Een hagel van Brugse stenen en paardenvijgen in de koets van Union
Cambier speelde twee van zijn beste voetbaljaren kwijt aan een verblijf in een Brusselse kliniek. En intussen was de Unionheerschappij voorbij. Zijn blauwzwart stond klaar voor de machtsgreep. Zonder hem lukte dat niet. Bij zijn terugkeer uit het Brusselse ziekenhuis werd hij door duizenden fans opgewacht aan het station. Van dan af werd elk bezoek van Union aan Brugge ontsierd door relletjes en werden de Unionspelers steevast onthaald op ‘paardenvijgen’. Hector Goetinck, de andere vedette van Club, beschreef de hilarische toestanden in zijn in 1942 verschenen boek ‘Voetbalanecdoten’. Ik citeer er met enige verbazing uit: ‘Toen Union enkele weken later op Cercle Brugge speelde, zonnen de Clubfans op wraak.

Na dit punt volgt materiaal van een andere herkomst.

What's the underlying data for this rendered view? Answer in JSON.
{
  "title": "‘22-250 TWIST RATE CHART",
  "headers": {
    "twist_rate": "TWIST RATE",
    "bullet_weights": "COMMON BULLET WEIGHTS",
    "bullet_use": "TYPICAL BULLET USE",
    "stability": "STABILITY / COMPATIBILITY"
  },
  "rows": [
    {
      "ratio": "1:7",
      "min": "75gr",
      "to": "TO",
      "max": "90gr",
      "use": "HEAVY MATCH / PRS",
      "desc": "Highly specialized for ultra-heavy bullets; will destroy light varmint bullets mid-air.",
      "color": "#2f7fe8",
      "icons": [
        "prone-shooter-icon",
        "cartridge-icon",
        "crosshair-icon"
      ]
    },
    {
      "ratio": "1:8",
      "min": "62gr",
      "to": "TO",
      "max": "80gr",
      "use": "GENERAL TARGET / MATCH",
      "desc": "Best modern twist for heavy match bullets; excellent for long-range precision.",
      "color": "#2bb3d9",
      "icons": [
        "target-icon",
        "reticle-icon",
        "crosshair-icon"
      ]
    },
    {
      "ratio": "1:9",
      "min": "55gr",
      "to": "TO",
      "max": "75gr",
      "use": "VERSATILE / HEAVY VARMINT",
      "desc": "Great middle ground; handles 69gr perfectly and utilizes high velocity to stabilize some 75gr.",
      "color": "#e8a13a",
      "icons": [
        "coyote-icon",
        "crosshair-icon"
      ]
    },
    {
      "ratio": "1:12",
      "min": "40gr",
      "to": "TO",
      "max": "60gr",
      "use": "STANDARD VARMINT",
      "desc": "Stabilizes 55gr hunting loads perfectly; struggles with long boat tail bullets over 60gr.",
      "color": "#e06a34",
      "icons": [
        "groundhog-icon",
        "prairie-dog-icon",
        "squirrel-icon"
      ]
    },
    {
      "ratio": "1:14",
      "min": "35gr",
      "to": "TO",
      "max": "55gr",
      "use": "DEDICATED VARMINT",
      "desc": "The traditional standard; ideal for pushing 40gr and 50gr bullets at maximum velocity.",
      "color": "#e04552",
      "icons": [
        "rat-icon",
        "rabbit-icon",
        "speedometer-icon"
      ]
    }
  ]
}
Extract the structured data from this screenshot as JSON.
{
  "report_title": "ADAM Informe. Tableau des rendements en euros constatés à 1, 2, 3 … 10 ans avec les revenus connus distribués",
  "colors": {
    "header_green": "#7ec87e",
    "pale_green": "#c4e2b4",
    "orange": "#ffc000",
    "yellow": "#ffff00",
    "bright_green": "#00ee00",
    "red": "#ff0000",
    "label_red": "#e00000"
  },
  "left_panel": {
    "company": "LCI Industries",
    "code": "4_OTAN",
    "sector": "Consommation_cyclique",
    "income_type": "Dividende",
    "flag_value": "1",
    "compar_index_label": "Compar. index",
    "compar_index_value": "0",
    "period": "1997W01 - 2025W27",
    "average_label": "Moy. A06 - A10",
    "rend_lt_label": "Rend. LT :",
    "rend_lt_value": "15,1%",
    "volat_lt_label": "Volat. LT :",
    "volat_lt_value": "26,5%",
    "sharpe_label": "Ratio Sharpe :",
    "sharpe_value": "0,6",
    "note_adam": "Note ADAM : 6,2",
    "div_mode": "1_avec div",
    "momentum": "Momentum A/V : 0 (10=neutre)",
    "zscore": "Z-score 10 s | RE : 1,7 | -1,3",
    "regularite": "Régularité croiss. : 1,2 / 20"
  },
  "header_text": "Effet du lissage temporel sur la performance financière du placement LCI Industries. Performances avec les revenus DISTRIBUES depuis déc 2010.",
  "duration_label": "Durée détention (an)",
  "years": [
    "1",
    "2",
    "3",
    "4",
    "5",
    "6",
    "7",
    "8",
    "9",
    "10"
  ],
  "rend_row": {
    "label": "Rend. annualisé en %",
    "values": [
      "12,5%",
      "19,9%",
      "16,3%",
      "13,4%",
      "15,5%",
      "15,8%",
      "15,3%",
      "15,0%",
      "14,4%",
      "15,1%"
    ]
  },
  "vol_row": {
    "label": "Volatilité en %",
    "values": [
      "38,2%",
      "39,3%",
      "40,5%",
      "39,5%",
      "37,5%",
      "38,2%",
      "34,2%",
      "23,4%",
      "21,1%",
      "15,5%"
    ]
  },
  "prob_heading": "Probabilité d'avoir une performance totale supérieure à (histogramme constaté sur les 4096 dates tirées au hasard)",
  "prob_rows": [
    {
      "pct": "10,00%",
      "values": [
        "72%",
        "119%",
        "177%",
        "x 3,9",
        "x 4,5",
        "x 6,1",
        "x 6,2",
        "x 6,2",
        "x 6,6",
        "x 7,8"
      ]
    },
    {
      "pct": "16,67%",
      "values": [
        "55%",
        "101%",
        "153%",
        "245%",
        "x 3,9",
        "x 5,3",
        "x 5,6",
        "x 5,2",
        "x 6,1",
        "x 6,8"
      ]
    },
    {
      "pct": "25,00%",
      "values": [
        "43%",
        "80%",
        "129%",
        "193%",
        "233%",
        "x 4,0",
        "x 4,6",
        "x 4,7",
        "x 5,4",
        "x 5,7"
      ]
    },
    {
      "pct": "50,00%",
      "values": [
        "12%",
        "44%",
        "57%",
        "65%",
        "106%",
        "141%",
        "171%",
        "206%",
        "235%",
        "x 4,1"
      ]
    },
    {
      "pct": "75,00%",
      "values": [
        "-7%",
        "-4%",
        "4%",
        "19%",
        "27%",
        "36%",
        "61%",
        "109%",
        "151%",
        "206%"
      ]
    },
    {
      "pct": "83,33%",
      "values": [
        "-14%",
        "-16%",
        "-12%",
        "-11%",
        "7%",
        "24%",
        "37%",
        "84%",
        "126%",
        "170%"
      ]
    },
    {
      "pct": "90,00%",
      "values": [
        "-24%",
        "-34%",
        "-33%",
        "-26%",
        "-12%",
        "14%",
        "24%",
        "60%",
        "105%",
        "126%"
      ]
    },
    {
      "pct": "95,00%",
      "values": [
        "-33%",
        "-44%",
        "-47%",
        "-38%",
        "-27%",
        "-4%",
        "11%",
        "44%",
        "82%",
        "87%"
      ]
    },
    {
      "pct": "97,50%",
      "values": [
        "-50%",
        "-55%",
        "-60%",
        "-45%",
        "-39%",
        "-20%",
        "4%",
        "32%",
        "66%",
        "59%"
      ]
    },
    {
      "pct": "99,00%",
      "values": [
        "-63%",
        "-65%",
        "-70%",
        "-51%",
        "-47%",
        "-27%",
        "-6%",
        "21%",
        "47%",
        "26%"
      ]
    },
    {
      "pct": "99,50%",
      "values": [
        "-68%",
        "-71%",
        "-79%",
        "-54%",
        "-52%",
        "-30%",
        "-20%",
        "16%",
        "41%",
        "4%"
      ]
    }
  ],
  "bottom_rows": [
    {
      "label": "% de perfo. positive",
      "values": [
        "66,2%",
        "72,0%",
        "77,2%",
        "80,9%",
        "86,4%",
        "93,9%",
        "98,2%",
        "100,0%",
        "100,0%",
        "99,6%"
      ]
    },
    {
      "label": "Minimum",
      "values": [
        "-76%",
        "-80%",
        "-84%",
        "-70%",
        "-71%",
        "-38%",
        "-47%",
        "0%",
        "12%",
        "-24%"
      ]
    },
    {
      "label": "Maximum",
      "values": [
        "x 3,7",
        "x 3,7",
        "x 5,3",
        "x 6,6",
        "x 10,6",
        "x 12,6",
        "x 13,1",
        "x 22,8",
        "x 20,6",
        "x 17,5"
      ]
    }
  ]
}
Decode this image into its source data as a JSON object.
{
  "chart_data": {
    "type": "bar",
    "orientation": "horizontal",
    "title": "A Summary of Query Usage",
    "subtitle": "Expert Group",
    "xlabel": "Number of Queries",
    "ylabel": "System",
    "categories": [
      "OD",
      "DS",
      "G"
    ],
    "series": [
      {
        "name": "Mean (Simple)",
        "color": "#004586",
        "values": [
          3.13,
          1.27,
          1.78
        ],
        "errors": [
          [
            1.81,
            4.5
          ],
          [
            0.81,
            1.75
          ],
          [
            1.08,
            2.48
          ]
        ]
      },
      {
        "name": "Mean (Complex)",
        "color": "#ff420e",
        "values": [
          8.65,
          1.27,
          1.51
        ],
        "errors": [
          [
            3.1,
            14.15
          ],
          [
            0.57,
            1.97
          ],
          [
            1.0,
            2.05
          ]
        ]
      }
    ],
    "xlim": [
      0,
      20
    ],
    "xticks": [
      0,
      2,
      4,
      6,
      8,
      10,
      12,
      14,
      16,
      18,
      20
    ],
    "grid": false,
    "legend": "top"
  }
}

Ze hadden de touwen van het gareel van de paarden die de zogenaamde omnibus van het station naar het stadion trokken, doorgesneden. De koetsier sloeg met de zweep op de paarden, maar de wagen bleef staan. Een hagel van stenen kwam door de ruiten in de koets terecht waar de Unionspelers op de vloer lagen onder hun valiezen. Na een gevecht in de regel konden ze het station bereiken langs een buitenweg.’
Alle waarnemers waren het roerend eens over hem: er liep in België geen completere middenvelder rond dan Charles Cambier. Ze noemden hem het ‘cement van het elftal’: de lopende, jagende middenvelder met powerplay, organisatievermogen én acrobatiek! Hoe verging het Vanden Eynde na zijn ‘Apachestreek’? Ik vond een antwoord bij de grijze eminentie van de Vlaamse voetbaljournalistiek Pol Jacquemyns. Hij publiceerde in 1942 ‘Onze voetbalfiguren’ en had het daarin over de mannen met de knevels Vanden Eynde en Cambier, die eruit zagen als vreesaanjagende Vikingen: ‘Voor Vanden Eynde, die nadien geschorst werd, later als prof naar Engeland vertrok en verder een avontuurlijk leventje blijkt te hebben gesloten, betekende dit het einde van zijn voetballersloopbaan in dit land.’
En het einde ook van de cultuur van Les Apaches. Zonder Vanden Eynde schoot Union te kort tegen de opkomende concurrentie van Cercle Brugge en Daring Club de Bruxelles. Ik kijk over het muurtje naar de voetbalonschuld van de dribbelende kinderen op het kunstgrasveld aan de Rue Joseph Bens. Tijden veranderen.